Malheureusement, ça se passe plutôt mal pour les Léventins ces dernières années. Tout a peut-être commencé avec cette fameuse série contre Lugano en 2005-2006 qui les voyait terrasser l’ennemi du bas, avant de s’effondrer. Dnat Domenichelli annonçait encore son départ vers la plaine après deux saisons sous la barre. Entre temps, Ambri a certes dégotté Erik Westrum, mais, en développant son jeu, l’équipe semble montrer assez clairement sa préoccupation quant aux incertitudes nivo-financières qui planent autour et sur la patinoire.

Une locomotive pour tirer le club des rampes du Gothard (à défaut de voiture)

L’année passée, on a pensé l’étau se resserrer lorsqu’on a appris que Roland von Mentlen traînait dans les parages de la Valascia. On se demandait bien ce qu’allait nous préparer le mage qui trouvait que Fribourg, de par son bassin de population coincé entre deux centres, ne pouvait disposer d’un budget supérieur à deux crottes de lama lyophilisées.

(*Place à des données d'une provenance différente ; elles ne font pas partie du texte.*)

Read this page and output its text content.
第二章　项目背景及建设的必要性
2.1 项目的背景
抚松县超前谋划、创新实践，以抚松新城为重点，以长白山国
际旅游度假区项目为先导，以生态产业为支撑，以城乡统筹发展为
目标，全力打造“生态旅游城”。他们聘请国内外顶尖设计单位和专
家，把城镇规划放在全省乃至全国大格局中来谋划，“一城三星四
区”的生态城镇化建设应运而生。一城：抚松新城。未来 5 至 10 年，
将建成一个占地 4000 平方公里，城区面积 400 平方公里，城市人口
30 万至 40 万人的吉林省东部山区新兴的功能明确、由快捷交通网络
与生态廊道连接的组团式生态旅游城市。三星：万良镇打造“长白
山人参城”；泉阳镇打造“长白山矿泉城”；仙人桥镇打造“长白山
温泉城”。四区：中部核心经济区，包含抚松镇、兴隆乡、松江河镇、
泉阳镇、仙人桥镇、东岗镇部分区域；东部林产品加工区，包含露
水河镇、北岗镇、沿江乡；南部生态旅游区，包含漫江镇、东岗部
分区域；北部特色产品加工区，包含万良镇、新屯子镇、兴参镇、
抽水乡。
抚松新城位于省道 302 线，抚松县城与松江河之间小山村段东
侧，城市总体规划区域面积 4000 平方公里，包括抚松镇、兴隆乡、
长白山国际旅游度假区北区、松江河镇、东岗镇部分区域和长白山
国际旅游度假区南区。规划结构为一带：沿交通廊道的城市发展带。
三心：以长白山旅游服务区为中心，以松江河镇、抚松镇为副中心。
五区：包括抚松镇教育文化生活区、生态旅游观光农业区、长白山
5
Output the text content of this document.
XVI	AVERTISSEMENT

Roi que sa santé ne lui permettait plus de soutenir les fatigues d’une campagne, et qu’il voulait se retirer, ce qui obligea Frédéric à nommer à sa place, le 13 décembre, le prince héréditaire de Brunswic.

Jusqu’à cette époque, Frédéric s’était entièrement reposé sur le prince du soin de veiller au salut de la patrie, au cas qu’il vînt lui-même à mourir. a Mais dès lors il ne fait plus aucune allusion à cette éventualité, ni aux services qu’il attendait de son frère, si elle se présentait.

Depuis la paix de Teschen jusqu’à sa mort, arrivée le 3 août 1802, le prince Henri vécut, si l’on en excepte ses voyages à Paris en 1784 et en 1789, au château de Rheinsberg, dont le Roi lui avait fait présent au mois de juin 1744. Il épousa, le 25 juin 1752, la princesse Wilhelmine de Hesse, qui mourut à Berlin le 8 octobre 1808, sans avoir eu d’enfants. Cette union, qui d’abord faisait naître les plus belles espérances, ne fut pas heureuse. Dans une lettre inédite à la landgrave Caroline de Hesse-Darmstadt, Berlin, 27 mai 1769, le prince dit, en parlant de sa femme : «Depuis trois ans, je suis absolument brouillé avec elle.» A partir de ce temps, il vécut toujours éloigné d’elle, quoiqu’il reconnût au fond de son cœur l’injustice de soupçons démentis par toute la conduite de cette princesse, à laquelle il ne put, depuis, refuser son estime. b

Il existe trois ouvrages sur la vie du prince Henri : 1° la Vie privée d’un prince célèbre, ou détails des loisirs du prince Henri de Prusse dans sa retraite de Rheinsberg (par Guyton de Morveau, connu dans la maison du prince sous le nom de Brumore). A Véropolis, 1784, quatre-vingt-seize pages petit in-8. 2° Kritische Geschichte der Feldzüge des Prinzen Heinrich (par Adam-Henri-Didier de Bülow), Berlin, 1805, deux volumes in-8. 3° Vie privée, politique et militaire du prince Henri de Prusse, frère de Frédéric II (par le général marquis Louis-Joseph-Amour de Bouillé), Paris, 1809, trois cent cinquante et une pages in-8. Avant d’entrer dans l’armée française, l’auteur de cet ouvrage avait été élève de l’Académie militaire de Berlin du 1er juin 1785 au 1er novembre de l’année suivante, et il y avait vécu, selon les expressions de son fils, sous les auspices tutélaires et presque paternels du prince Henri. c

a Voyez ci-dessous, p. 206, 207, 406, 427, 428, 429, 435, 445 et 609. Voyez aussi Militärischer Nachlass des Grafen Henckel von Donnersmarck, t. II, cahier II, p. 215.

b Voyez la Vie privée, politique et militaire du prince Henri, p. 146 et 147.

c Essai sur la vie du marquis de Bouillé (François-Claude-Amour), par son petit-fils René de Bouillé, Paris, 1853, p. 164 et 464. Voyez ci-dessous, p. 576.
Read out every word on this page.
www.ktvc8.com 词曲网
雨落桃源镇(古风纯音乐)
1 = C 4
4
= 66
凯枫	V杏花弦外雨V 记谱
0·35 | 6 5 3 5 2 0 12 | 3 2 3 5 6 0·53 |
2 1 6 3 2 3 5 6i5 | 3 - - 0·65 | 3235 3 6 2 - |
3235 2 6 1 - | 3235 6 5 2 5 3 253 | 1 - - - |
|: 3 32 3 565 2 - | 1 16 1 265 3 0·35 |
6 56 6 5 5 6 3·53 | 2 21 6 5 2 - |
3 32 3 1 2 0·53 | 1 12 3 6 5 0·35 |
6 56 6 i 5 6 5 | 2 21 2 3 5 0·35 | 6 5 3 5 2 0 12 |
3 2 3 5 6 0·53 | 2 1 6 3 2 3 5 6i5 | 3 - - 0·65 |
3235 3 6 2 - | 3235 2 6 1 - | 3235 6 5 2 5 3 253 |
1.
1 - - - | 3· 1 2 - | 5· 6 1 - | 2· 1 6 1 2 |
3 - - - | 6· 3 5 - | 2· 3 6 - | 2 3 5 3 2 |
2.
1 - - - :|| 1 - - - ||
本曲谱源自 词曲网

Fort heureusement, la vallée semble être régie par un omnipotent cartel des croque-morts qui aurait vu d’un très mauvais œil qu’un étranger puisse prétendre à une part de leur marché traditionnel. Le Saint-Gallois s’est désormais trouvé une bien meilleure place, du côté des Young Sprinters, histoire d’ajouter une relégation en première ligue à son long palmarès. C’est pourquoi le nouvel homme fort du club s’appelle Filippo Lombardi, figure emblématique d’un Tessin qui gagne… ses procès.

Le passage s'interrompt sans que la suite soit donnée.